# My (pet) mouse family



## AnnB (Jan 14, 2011)

I have quite a little family of mice now, they are so addictive the family just keeps growing. I have four girls living together (pics below)
















and then there are the two "rescue" boys
















and if they weren't enough, I've just taken on another three siamese girls (one of whom is pregnant).


----------



## SevenlevelsofDante (Nov 13, 2010)

Oh, they all have sweet faces!


----------



## WoodWitch (Oct 18, 2009)

3rd picture down......he looks like a cheeky fellow


----------



## bethmccallister (Mar 5, 2010)

They have such sweet faces.


----------



## SarahY (Nov 6, 2008)

How cute is that black and white buck?! :shock: He's gorgeous! And I do love Siamese mice... 

Sarah xxx


----------



## MouseMischief (Feb 25, 2011)

I think your black and white buck is adorable. Is he long hair or just bushy?


----------



## AnnB (Jan 14, 2011)

Thank you all for those lovely comments. The black and white buck Humbug, appears to be short haired until you look closely. He just has a few long hairs. He and his brother were dumped outside a pet shop and were taken to the local RSPCA for rehoming. They'd obviously never been handled and it's a slow process, getting them used to me.


----------



## SephysManda (Dec 9, 2010)

They are so adorable


----------



## The Boggit keeper (Mar 5, 2010)

Aww, they're lovely!


----------



## racingmouse (Jan 12, 2011)

Gorgeous mice Ann. Love the whites.


----------



## NuttySian (Sep 1, 2010)

How adorable are they! :love1


----------



## cristowe (Feb 13, 2011)

What sweeties! i love the mice in the top picture.x


----------



## mira_uk (Jan 7, 2011)

Aww! Such cuties  
Very good posers you got there too!


----------



## zany_toon (Apr 3, 2010)

Beautiful pictures of some lovely mice Ann


----------



## PPVallhunds (Jul 26, 2010)

love the black and white boy, looks part hamster lol


----------



## moustress (Sep 25, 2009)

I like that shaggy black tan!


----------



## AnnB (Jan 14, 2011)

Thank you all.
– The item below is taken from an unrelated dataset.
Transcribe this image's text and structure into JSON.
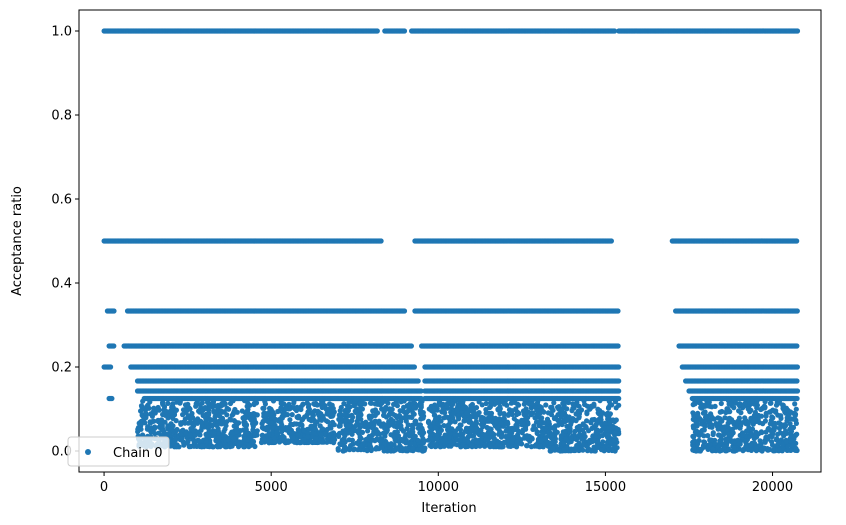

Although I kept pet mice as a teenager I'd forgotten how much I loved them. More recently I developed an interest in wildlife photography. There are some obliging bank voles in my parents' garden and having photographed them a thousand times I then moved on to keeping a colony of harvest mice to photograph. I enjoyed keeping them so much that I decided to keep some pet mice as well and now I have a house full of mice!


----------